How are SPRO long put max profit and max loss calculated?
Max profit equals the strike minus premium times 100 (reached at zero); max loss equals the premium times 100. Breakeven is strike minus premium. For the SPRO long put priced from the end-of-day chain at a 30-day expiry (ATM IV 64.50%), the computed maximum profit is unbounded per contract and the computed maximum loss is unbounded per contract. Live intraday quotes will differ as the chain moves through the trading session.
What is the breakeven for a SPRO long put?

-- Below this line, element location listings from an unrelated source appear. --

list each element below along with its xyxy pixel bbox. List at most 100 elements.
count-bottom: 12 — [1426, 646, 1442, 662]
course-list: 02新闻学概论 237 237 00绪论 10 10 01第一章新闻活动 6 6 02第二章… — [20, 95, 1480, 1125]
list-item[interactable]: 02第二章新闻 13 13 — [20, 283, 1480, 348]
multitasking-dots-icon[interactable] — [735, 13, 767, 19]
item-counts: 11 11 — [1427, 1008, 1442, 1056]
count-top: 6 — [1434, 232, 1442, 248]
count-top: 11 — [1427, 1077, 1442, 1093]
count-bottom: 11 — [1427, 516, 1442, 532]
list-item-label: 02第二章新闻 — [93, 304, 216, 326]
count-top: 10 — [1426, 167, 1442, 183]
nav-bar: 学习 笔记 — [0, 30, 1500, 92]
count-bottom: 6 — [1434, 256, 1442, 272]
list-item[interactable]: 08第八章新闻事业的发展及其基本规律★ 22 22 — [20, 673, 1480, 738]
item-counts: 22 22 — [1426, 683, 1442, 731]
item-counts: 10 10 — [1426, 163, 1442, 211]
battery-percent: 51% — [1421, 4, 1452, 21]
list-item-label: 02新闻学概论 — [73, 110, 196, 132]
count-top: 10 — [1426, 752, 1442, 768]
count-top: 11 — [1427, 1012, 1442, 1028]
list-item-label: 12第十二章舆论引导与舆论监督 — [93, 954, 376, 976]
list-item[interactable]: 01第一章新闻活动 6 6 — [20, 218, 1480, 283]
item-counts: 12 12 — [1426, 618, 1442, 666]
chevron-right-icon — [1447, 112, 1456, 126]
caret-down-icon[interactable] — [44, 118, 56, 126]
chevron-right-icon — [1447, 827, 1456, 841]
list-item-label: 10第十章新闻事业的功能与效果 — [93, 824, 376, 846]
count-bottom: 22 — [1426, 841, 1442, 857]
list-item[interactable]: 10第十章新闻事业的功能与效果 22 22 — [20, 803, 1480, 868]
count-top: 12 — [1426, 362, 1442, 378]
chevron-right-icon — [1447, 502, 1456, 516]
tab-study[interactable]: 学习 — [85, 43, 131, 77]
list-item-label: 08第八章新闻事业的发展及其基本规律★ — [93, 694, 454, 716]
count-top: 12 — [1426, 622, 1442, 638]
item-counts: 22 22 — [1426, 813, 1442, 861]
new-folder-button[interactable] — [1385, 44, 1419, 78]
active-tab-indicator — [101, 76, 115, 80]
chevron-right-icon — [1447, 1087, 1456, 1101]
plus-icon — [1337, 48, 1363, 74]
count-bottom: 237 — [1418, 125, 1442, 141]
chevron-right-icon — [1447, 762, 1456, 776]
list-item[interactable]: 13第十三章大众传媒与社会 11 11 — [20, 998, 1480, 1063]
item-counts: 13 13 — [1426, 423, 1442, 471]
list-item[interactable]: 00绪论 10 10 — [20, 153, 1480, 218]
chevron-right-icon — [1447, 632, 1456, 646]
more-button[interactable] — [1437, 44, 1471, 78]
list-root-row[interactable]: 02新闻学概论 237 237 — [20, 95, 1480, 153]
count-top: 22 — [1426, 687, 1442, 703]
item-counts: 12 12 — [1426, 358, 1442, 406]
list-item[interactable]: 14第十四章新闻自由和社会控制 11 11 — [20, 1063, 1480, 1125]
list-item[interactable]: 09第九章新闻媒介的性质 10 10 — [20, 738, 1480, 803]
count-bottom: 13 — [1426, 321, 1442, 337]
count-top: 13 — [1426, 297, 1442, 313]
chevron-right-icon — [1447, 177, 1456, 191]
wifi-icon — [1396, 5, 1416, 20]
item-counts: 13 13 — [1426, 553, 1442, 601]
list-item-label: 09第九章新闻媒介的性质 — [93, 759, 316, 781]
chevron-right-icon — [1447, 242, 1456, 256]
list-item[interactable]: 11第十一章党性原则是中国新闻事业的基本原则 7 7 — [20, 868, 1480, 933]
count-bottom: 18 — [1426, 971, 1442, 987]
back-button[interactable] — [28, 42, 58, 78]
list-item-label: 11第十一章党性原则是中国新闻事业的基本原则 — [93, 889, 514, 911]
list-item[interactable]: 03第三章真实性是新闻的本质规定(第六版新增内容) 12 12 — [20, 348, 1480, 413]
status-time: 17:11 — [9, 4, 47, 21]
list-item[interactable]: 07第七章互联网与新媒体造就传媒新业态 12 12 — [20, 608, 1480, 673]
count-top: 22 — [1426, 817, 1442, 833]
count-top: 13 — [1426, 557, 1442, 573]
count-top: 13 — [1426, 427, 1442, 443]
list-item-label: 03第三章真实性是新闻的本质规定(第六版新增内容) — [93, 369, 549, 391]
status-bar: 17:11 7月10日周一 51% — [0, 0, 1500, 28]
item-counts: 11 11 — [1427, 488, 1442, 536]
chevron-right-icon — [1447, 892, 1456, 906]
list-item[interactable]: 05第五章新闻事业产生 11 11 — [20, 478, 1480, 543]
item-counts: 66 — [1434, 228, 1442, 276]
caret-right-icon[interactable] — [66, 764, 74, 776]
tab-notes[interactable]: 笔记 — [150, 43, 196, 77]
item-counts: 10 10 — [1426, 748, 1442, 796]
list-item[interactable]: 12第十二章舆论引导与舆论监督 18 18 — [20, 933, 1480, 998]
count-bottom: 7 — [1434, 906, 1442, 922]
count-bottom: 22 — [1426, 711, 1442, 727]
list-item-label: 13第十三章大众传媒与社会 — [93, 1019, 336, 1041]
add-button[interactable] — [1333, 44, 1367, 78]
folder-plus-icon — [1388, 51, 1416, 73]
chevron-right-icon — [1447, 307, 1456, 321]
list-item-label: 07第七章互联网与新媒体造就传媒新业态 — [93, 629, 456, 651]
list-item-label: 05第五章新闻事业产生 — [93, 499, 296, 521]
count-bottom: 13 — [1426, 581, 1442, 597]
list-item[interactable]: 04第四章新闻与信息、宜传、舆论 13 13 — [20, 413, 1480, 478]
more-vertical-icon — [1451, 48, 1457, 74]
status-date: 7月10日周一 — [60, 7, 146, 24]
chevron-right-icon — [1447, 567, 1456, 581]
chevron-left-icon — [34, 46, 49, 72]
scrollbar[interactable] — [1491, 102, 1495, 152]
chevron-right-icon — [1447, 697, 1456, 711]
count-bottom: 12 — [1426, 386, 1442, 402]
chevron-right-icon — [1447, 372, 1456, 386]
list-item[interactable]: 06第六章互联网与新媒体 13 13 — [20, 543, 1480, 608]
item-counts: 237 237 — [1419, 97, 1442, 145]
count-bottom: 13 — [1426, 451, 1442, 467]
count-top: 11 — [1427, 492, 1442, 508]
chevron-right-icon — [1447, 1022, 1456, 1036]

The breakeven for the SPRO long put priced on this page is no defined breakeven on the modeled curve at expiration, derived from end-of-day chain premiums. Breakeven is the underlying price at which the strategy's P&L crosses zero ignoring transaction costs and assignment risk. The current SPRO market-implied 1-standard-deviation expected move is approximately 18.49%; if the move sits well outside the breakeven distance, the structure's risk-reward becomes correspondingly tighter.
When should you consider a long put on SPRO?
Long puts on SPRO hedge an existing long SPRO stock position or express a bearish view with defined risk; position sizing typically scales the put notional to the underlying SPRO exposure being hedged.
How does current SPRO implied volatility affect this long put?
SPRO ATM IV is at 64.50% with IV rank near 9.48%, which is on the low end of its 1-year range. Premium-buying structures (long call, long put, debit spreads) are relatively cheap in this regime; premium-selling structures collect less credit per unit risk.